你的组织中的开发过程会影响环境使用的要求。The development process in your organization affects requirements for environment usage. 环境会影响 Azure 机器学习和关联资源的设置,例如附加的计算。Your environment affects the setup of Azure Machine Learning and associated resources, for example attached compute. 例如,数据可用性可能会对每个环境都有机器学习实例的可管理性施加限制。For example, data availability might put constraints on the manageability of having a Machine Learning instance available for each environment. 以下是常见的解决方案模式:The following solution patterns are common:

单一环境工作区部署: 选择单一环境工作区部署时,Azure 机器学习部署到一个环境中。Single environment workspace deployment: When you choose a single environment workspace deployment, Azure Machine Learning is deployed to one environment. 此设置通常适用于研究中心方案,在这些方案中,无需根据环境中的生命周期阶段来发布机器学习项目。This setup is common for research-centered scenarios, where there is no need to release Machine Learning artifacts based on their lifecycle stage, across environments. 此设置有意义的另一种情况是,在环境中仅部署推断服务(而不是机器学习管道)。Another scenario where this setup makes sense is when only inferencing services, and not Machine Learning pipelines, are deployed across environments.

以研究为中心的设置的好处是,Azure 需求量更小,管理开销最小。The benefit of a research-centered setup is a smaller Azure footprint and minimal management overhead. 这样做意味着无需在每个环境中部署 Azure 机器学习工作区。This way of working implies no need to have an Azure Machine Learning workspace deployed in each environment.

此方法的一个考虑因素是,单一环境部署受数据可用性的限制。A consideration for this approach is a single environment deployment is subject to data availability. 设置数据存储时需要小心。Caution is required with the Datastore set up. 如果设置了广泛的访问权限(例如,对生产数据源的写入访问权限),则可能会意外损害数据质量。If you set up extensive access, for example, writer access on production data sources, you might unintentionally harm data quality. 如果在开发完成的同一环境中将工作投入生产,则相同的 RBAC 限制适用于开发工作和生产工作。If you bring work to production in the same environment where development is done, the same RBAC restrictions apply for both the development work and the production work. 此设置可能使这两种环境过于严格或过于灵活。This setup might make both environments too rigid or too flexible.

单环境部署

多个环境工作区部署: 当你选择多个环境工作区部署时,将为每个环境部署一个工作区实例。Multiple environment workspace deployment: When you choose a multiple environment workspace deployment, a workspace instance is deployed for each environment. 此安装程序的一个常见方案是受管控的工作区,在不同的环境中,以及对这些环境具有资源访问权限的用户。A common scenario for this setup is a regulated workplace with a clear separation of duties between environments, and for users who have resource access to those environments.

此设置的优点是:The benefits of this setup are:

  • 分步推出机器学习工作流和项目。Staged rollout of Machine Learning workflows and artifacts. 例如,跨环境的模型,并可能提高灵活性并缩短部署时间。For example, models across environments, with the potential of enhancing agility and reducing time-to-deployment.

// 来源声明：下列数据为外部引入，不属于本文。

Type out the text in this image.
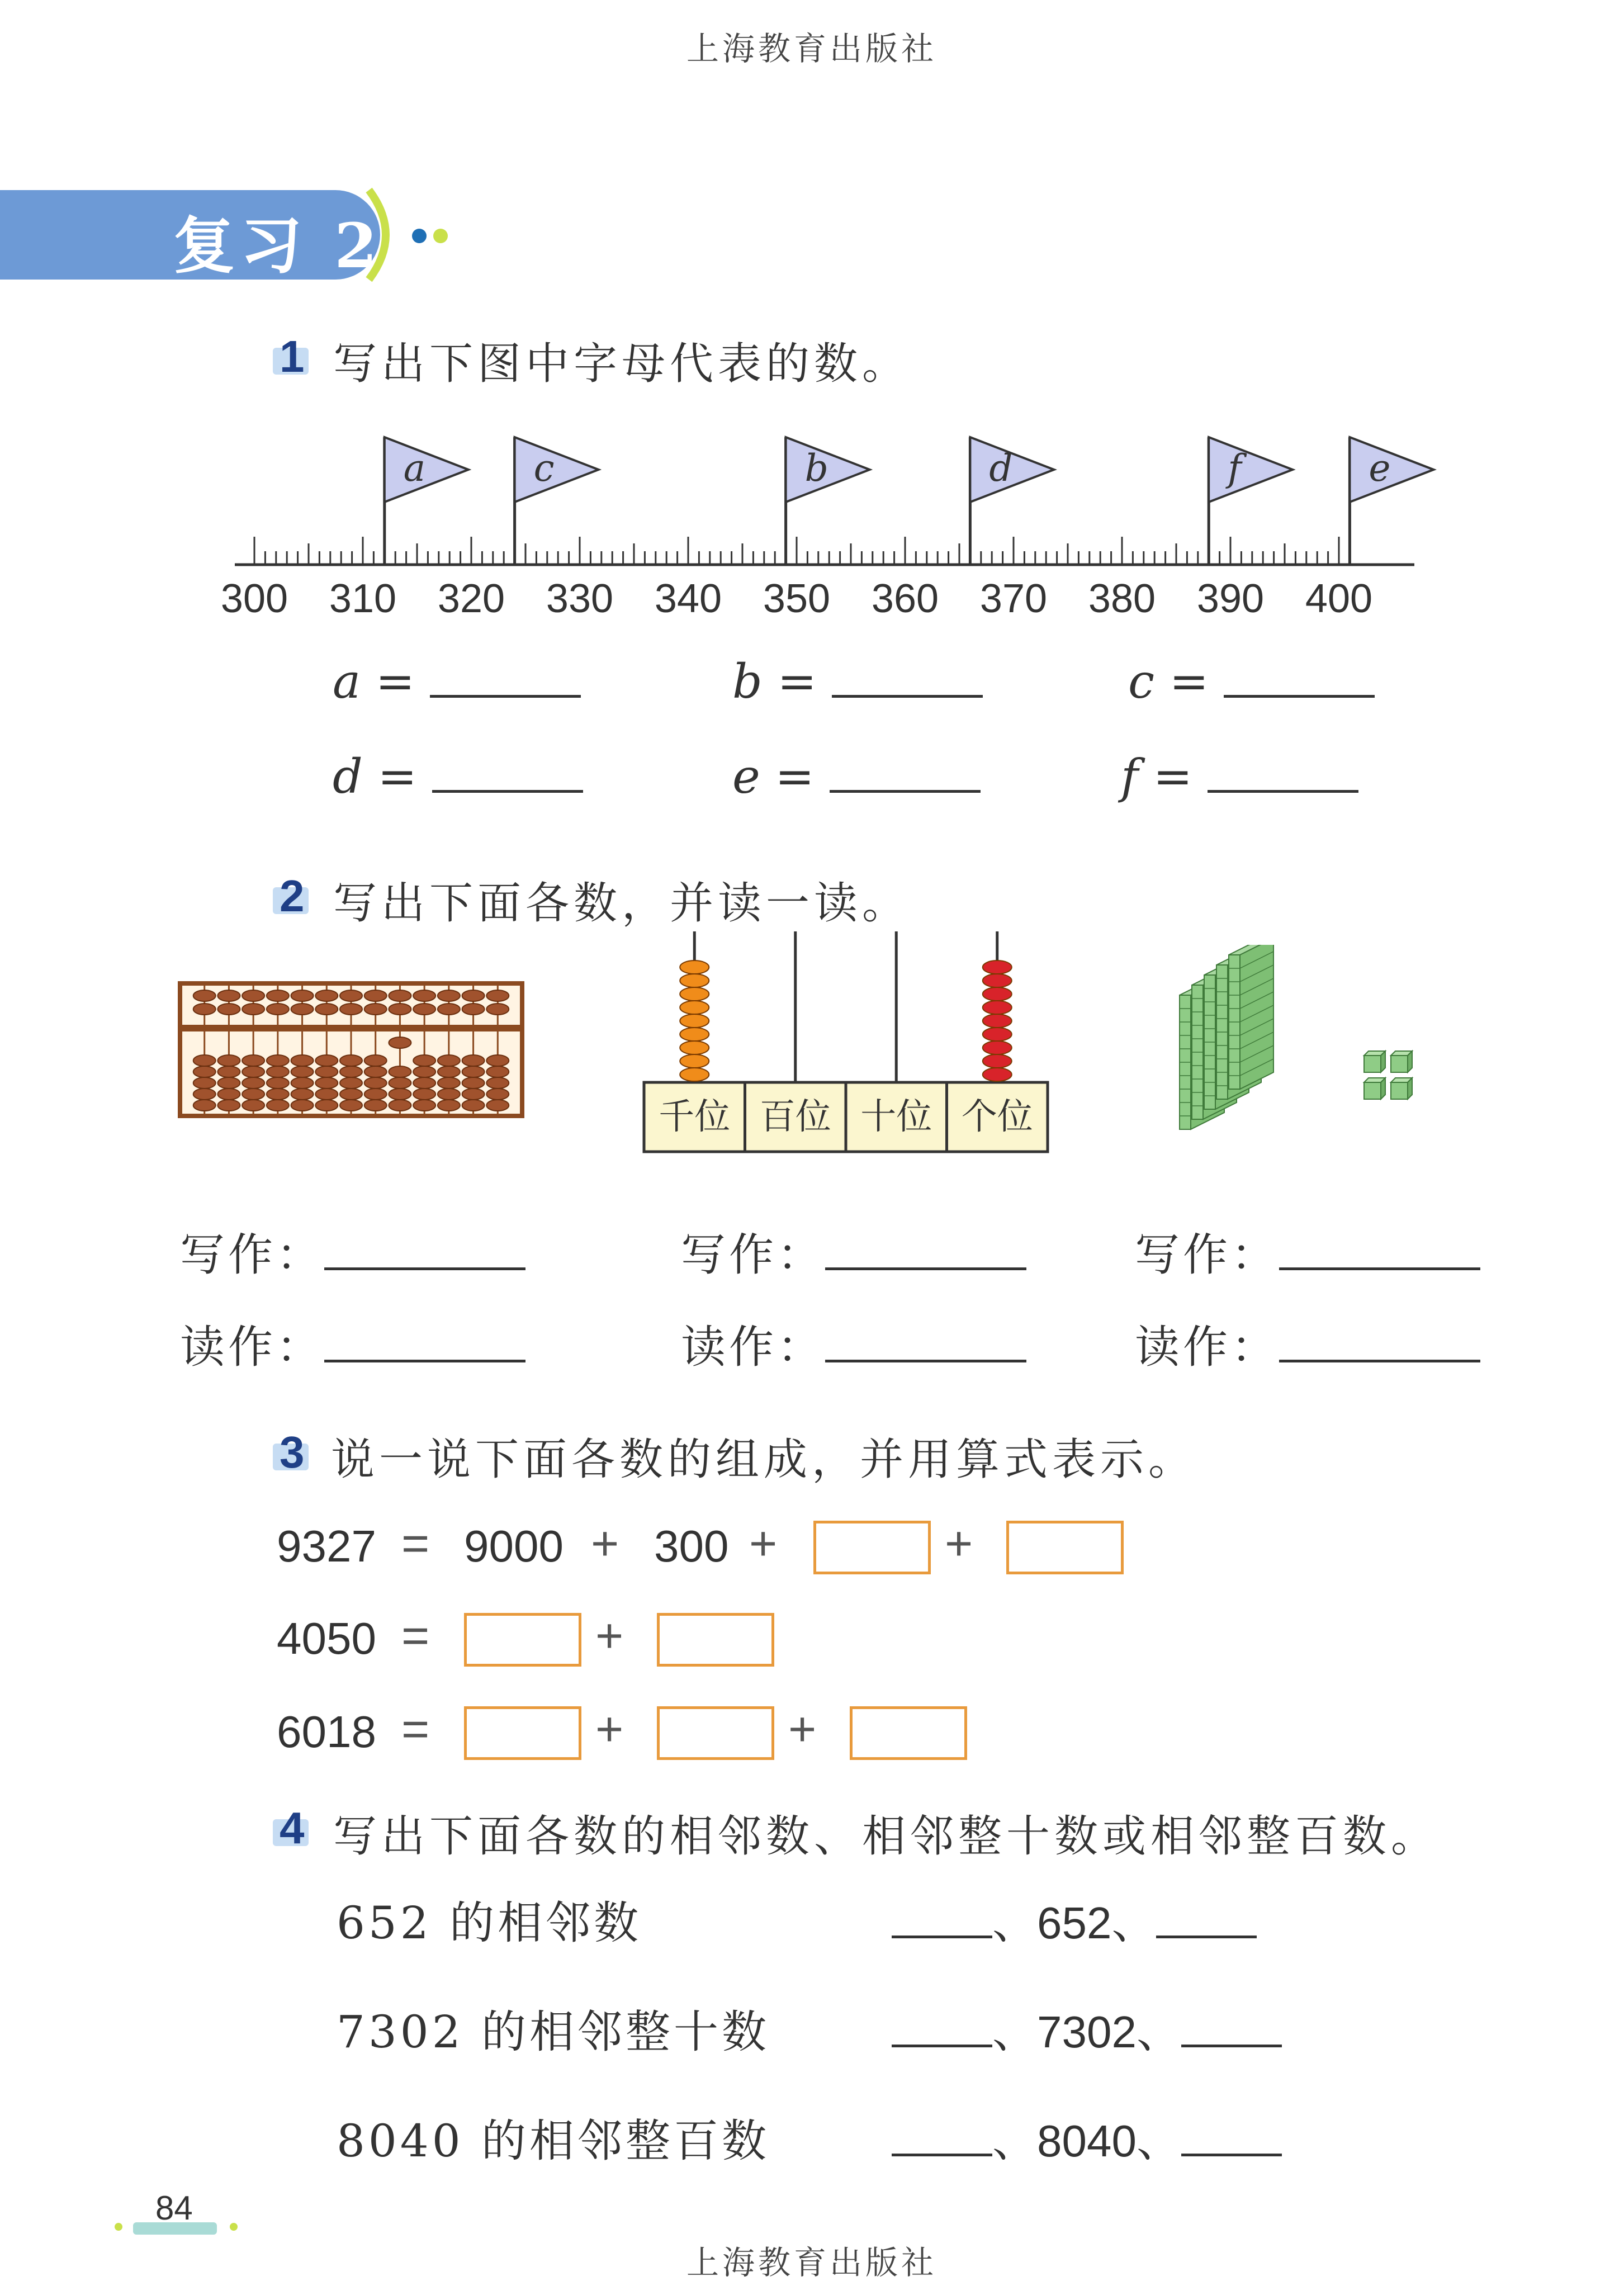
上海教育出版社
复习 2
1 写出下图中字母代表的数。
300 310 320 330 340 350 360 370 380 390 400
a	c	b	d	f	e
a =	b =	c =
d =	e =	f =
2 写出下面各数，并读一读。
千位 百位 十位 个位
写作：	写作：	写作：
读作：	读作：	读作：
3 说一说下面各数的组成，并用算式表示。
9327 = 9000 + 300 +	+
4050 =	+
6018 =	+	+
4 写出下面各数的相邻数、相邻整十数或相邻整百数。
652 的相邻数	、652、
7302 的相邻整十数	、7302、
8040 的相邻整百数	、8040、
84
上海教育出版社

  • 增强了资源的安全性和控制,因为你可以在下游环境中分配更多的访问限制。Enhanced security and control of resources because you have the ability to assign more access restrictions in downstream environments.

  • 针对非开发环境中的生产数据定型方案,因为你可以向一组选择的用户授予访问权限。Training scenarios on production data in non-development environments because you can give a select group of users access.

此方法的一个注意事项是您面临更多管理和处理开销的风险,因为此安装程序需要对工作区实例中的机器学习项目执行细化的开发和推出过程。A consideration for this approach is you are at risk for more management and process overhead since this setup requires a fine-grained development and rollout process for Machine Learning artifacts across workspace instances. 此外,可能还需要进行数据管理和工程工作以使生产数据可用于开发环境中的培训。Additionally, data management and engineering effort might be required to make production data available for training in the development environment. 若要使团队能够在生产环境中解决和调查事件,访问管理是必需的。Access management is required for you to give a team access to resolve and investigate incidents in production. 最后,你的团队需要 Azure DevOps 和机器学习工程专业知识来实现自动化工作流。And finally, Azure DevOps and Machine Learning engineering expertise is needed on your team to implement automation workflows.

多个环境部署

一种数据访问受限的环境,一种使用生产数据访问的环境: 当你选择此设置时,Azure 机器学习将部署到两个环境–一个具有受限的数据访问的环境,以及一个具有生产数据访问的环境。One environment with limited data access, one with production data access: When you choose this setup, Azure Machine Learning is deployed to two environments – one environment that has limited data access, and one environment that has production data access. 如果需要分离开发和生产环境,则此设置很常见。This setup is common if you have a requirement to segregate development and production environments. 例如,如果您正在使用组织约束来使生产数据在任何环境中可用,或者您想要将生产工作与生产工作分离,而不会因维护成本高昂而导致数据重复,则不需要再复制数据。For example, if you are working under organizational constraints to make production data available in any environment or when you want to segregate development work from production work without duplicating data more than required due to the high cost of maintenance.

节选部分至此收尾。